VisionHub is the system that allows GroupM to analyze how the advertising campaigns of their agencies are working in the real world, and to help them provide ROI figures to their advertisers. By aggregating the information supplied by different AdServers, in different formats, and building a data warehouse and a querying system on top of it, we’re able to provide the business the insight they need in a fast and easy way. They’re able to take action faster than ever, and be on top of the market at all times.
GroupM had a production system with an aging architecture and a convoluted processing pipeline. Any error in a single file could halt the whole file ingestion process for all the system, and any modification was a cumbersome and dangerous endeavor. The provided way of querying the available information was static, and didn’t provide the required level of detail.
VisionHub works by leveraging the power of the Azure platform, with files being downloaded from an Azure Worker role into Azure Blob Storage, where they are ingested into a Data Warehouse also in Azure Blob Storage. All query operations are managed from an Azure Website UI which relays those queries into one (or more) HDInsight clusters.

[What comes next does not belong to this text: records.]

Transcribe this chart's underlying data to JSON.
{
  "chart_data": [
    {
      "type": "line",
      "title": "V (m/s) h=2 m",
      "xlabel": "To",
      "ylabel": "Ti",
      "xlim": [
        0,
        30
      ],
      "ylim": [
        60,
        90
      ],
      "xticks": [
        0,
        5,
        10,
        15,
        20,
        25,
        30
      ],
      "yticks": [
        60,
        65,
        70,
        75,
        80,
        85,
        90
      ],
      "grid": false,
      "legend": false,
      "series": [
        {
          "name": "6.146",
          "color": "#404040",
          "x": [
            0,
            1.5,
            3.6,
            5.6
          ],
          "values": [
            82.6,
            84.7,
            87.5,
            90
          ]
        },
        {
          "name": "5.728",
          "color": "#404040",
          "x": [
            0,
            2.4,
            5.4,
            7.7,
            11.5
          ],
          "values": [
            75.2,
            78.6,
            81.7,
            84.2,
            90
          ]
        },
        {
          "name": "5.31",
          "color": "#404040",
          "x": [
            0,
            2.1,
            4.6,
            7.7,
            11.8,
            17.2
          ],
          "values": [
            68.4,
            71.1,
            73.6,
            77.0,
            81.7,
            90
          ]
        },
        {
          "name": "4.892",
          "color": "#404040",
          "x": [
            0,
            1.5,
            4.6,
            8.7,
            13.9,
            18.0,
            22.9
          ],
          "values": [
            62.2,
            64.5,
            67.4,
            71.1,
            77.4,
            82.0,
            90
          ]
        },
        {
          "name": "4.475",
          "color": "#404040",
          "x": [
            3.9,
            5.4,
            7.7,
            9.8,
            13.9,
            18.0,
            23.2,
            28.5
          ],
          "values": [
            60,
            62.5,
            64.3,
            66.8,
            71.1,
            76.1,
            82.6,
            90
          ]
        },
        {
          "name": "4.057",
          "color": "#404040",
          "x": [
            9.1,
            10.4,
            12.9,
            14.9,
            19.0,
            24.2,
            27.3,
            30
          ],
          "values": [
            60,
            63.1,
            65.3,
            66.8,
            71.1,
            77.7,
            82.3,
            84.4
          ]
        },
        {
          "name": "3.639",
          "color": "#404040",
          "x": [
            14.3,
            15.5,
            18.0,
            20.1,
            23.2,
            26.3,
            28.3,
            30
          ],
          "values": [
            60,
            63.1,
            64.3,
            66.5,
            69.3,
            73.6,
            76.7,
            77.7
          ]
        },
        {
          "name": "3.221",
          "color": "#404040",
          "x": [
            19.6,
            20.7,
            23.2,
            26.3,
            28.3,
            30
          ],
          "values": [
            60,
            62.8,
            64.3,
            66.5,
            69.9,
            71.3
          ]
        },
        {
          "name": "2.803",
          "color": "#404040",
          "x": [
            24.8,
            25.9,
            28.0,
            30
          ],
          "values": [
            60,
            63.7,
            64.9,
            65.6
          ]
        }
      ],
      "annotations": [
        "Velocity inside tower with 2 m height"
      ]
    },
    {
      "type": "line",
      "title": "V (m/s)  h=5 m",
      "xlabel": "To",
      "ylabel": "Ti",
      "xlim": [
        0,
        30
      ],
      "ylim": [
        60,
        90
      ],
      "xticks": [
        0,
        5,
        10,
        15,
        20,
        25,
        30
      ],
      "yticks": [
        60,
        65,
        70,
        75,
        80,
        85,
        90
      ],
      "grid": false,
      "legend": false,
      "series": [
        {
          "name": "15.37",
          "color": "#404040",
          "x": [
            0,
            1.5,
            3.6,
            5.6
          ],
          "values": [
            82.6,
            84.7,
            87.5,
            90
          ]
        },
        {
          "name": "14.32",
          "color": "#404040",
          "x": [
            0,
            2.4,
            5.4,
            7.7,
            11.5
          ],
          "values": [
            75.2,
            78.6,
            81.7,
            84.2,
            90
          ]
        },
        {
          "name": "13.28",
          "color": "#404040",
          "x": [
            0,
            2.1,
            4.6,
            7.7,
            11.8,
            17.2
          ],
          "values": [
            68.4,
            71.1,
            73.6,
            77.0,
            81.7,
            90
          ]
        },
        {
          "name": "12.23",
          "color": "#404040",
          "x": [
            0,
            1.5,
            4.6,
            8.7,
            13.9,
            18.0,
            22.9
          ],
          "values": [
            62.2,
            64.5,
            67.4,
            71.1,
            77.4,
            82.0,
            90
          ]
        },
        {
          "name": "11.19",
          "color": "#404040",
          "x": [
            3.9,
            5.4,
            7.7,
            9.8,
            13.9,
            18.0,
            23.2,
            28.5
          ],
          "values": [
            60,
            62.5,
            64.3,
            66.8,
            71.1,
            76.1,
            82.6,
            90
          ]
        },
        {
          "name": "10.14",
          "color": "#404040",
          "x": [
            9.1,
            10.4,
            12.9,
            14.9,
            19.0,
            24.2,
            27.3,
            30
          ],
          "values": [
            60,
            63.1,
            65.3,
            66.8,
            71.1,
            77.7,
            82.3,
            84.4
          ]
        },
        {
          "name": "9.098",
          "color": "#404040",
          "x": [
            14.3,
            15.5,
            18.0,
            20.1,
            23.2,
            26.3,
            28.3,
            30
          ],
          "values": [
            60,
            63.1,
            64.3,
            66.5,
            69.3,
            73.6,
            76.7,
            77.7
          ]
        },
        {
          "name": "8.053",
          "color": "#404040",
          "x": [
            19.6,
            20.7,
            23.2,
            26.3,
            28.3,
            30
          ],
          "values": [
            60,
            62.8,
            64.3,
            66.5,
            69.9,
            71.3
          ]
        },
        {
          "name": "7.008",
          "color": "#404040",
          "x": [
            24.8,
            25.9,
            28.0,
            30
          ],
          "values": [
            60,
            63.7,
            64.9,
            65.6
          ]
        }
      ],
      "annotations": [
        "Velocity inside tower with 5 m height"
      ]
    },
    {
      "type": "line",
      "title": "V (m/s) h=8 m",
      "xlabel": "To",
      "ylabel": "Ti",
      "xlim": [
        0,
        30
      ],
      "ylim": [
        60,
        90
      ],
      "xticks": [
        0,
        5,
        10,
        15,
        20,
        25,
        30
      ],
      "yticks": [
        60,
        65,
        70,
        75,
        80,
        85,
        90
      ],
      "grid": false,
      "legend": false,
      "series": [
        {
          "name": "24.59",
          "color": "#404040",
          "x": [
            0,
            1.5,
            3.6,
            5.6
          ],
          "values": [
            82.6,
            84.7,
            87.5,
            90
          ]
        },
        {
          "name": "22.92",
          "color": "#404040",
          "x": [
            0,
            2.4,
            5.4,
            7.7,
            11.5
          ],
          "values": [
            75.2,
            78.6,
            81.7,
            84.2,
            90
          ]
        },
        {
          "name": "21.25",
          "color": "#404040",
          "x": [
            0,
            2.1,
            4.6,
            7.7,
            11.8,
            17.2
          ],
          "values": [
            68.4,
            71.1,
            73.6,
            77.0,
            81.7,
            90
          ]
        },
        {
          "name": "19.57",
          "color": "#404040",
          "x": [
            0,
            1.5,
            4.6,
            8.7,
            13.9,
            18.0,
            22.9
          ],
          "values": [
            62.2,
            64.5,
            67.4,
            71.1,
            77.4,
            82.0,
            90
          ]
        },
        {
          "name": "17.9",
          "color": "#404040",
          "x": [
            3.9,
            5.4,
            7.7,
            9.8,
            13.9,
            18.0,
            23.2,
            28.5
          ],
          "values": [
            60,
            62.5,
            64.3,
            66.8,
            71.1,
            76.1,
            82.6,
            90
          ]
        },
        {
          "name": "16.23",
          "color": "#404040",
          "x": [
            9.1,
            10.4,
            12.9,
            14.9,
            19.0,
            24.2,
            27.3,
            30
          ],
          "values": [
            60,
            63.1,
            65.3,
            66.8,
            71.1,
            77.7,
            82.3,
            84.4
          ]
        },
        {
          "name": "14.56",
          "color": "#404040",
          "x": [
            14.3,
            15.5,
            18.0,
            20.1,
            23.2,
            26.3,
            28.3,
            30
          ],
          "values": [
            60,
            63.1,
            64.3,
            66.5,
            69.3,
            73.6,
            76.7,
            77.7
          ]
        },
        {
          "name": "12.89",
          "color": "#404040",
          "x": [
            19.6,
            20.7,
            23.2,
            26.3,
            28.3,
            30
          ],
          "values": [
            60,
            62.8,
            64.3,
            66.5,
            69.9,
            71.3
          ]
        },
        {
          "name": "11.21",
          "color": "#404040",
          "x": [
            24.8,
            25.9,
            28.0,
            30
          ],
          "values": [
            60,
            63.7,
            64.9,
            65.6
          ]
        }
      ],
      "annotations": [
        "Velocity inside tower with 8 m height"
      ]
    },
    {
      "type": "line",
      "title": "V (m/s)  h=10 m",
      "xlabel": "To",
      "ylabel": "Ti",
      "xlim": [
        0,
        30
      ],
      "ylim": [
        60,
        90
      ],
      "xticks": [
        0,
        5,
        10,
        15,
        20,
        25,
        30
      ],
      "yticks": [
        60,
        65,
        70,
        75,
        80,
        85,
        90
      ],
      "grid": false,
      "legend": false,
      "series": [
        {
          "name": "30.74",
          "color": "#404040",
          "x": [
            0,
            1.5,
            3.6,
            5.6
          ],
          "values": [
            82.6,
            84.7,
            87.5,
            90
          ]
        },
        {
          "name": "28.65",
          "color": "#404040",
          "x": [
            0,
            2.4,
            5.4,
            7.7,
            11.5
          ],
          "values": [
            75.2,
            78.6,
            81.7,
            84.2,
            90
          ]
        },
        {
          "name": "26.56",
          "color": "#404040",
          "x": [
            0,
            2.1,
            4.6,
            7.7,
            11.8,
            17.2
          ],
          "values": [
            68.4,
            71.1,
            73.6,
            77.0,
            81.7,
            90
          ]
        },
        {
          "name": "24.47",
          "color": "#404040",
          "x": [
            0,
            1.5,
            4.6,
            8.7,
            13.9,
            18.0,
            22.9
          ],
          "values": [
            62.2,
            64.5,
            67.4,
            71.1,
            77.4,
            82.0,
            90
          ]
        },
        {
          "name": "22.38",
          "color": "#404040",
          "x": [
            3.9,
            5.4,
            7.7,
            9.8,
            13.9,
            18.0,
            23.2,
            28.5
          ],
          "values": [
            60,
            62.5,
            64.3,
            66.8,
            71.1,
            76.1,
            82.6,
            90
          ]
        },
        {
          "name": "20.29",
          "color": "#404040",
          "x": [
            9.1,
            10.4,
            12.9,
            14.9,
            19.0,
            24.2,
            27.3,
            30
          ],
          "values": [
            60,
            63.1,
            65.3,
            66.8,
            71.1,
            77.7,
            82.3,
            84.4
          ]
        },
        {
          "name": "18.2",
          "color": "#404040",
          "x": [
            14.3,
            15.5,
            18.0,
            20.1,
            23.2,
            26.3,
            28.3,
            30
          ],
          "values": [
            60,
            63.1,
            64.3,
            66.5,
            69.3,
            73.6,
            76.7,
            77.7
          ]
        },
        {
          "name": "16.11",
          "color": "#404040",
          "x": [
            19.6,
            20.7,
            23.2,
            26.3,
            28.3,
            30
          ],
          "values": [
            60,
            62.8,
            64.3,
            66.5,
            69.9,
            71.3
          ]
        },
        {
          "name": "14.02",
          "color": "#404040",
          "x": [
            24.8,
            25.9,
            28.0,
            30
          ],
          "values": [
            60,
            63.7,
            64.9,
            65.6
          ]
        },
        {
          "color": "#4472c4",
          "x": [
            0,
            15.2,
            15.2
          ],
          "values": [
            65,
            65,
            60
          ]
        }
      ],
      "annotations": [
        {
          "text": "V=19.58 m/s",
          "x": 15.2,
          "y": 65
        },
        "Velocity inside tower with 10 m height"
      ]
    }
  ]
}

This ensures the architecture can be easily scaled to suit the business needs at any time.
VisionHub works with HDInsight by having both permanent clusters to ingest the data into the system as available, or execute simple data extraction queries, and also a cluster on demand system that allows a user to run costly data processing queries that work with vast amounts of data.
Storing all the data in the Azure Blob Storage system lets VisionHub store years of data at a very low cost, and also provides replication and ease of access for the ingestion and processing using HDInsight.
The data ingestion system can be easily modified to suit the changing needs of the business: new rows, schema changes, etc.
MASSIVE AMOUNTS OF DATA
The current Data Warehouse holds more than 150 Tb.
Users can run simple data extraction jobs, or massive queries that summarize the information from millions of rows into only a few.
EASY TO UNDERSTAND
The UI allows the user to execute complex queries by selecting a few key values.